物流コスト削減へ 道路や内陸貿易港の整備が必要

エジプトのスエズ運河で今年3月、大型コンテナ船が座礁して運河が封鎖され、物流コストの急騰や世界の貿易の混乱が生じた。大きな影響を与えたこの事案は、ベトナムに物流の重要性を再認識させ、貿易活動の促進のために、国内の物流コスト削減策が強く求められるようになった。

◇高い物流コストの原因は?
近年、ベトナムの物流コストは3~4倍に上昇しており、ベトナムの商売の競争力を著しく低下させる要因となっている。

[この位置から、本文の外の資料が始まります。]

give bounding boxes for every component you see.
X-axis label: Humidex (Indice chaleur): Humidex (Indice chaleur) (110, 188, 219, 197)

ベトナム運輸省によると、十分な調和を考慮せずに行われたインフラ整備が、ベトナムにおける物流費高騰の一因だという。ベトナム国内の道路は総延長が63万キロメートルに及ぶが、このうち高速道路は2000キロにしかならない。にもかかわらず、商品の80%は陸路輸送なので、高速道路網を完成させることが不可欠だ。また、鉄道輸送システムも時代遅れで、港湾などとの接続ができておらず、国内水路システムも効果的に開発されているとはいえない。高速道路と海岸の港湾をつなぐ道路の整備不足などに加え、港から離れた場所で梱包や通関手続きなどができる「内陸貿易港」や物流センターなども足りないのが現状だ。

過去数年間で海上輸送は大きく発展したが、いまだに建築資材や鉄鋼、鉱物など、急いで配送する必要がなく、商品梱包や保存の心配のない、大量輸入商品での利用が中心となっている。

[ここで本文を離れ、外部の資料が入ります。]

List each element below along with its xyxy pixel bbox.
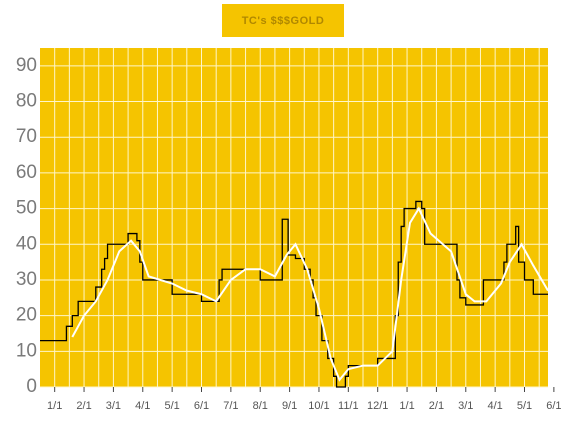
y-tick-label: 40 [16, 233, 37, 254]
x-tick-label: 7/1 [223, 400, 238, 412]
y-tick-label: 80 [16, 91, 37, 112]
x-tick-label: 8/1 [253, 400, 268, 412]
x-tick-label: 9/1 [282, 400, 297, 412]
series-line [40, 200, 548, 388]
y-tick-label: 30 [16, 269, 37, 290]
y-tick-label: 0 [26, 376, 37, 397]
x-tick-label: 11/1 [338, 400, 359, 412]
x-tick-label: 3/1 [458, 400, 473, 412]
x-tick-label: 12/1 [367, 400, 388, 412]
y-tick-label: 50 [16, 198, 37, 219]
x-tick-label: 6/1 [546, 400, 561, 412]
plot-area [40, 48, 548, 387]
x-tick-label: 5/1 [164, 400, 179, 412]
x-tick-label: 10/1 [308, 400, 329, 412]
y-tick-label: 20 [16, 305, 37, 326]
x-tick-label: 1/1 [399, 400, 414, 412]
x-tick-label: 2/1 [429, 400, 444, 412]
x-tick-label: 4/1 [487, 400, 502, 412]
x-tick-label: 3/1 [106, 400, 121, 412]
y-tick-label: 90 [16, 55, 37, 76]
y-tick-label: 60 [16, 162, 37, 183]
y-tick-label: 10 [16, 340, 37, 361]
title-box [222, 4, 344, 37]
x-tick-label: 4/1 [135, 400, 150, 412]
x-tick-label: 6/1 [194, 400, 209, 412]
y-tick-label: 70 [16, 126, 37, 147]
x-tick-label: 2/1 [76, 400, 91, 412]
chart-title: TC's $$$GOLD [242, 15, 325, 27]
x-tick-label: 1/1 [47, 400, 62, 412]
series-line [71, 206, 549, 382]
x-tick-label: 5/1 [517, 400, 532, 412]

一方で、迅速な輸送が必要な商品、例えばベトナムが生産し、海外輸出している電子機器などのためには、航空輸送の需要も急速に高まっている。かつてに比べれば空輸コストは下がってはいるものの、こちらも貨物輸送用の飛行機の便数不足という課題を抱える。

陸路を使った輸送は、その柔軟性とスピード感から、ベトナムで最も使われている物流手法だ。特に、ベトナムと国境を接する各国への輸出では、この手法が最も多い。だが、陸路輸送に頼り過ぎで、トラックによる不合理な長距離輸送が行われている現状などがあり、これも輸送コストを引き上げる一因となっている。

◇物流改善の策は?

商工省海外貿易局のチャン・タイン・ハイ副局長は、物流サービスの発展を促進し、輸送コストを引き下げるためには、短期的には、各省や市などが物流センターを建築することが解決策になると主張する。長期的な課題解決策としては、あらゆる輸送手法の効率化▽運輸や交通インフラの整備と強化、改良▽交通網の接続性をよくする工夫などを挙げる。

ハイ副局長はまた、行政改革や行政が求める手続きの電子化を促進する必要性を強調。さらには「業界における人材の訓練と質の向上に十分配慮することも必要だ」と訴える。

ベトナム経済法科大学、国際経済関係学部のグエン・ホアン・ズン准教授は、「政府は、高速道路料金など、あらゆる税金と料金を見直す必要がある。加えて、物流コストを削減し、ベトナム企業とその商品の競争力を向上させる解決策を考案するべきだ」と提案する。さらに、政府に対しては、「特別政策の発効などによって、国としての物流発展の適切な方向性を示す必要がある」と求めている。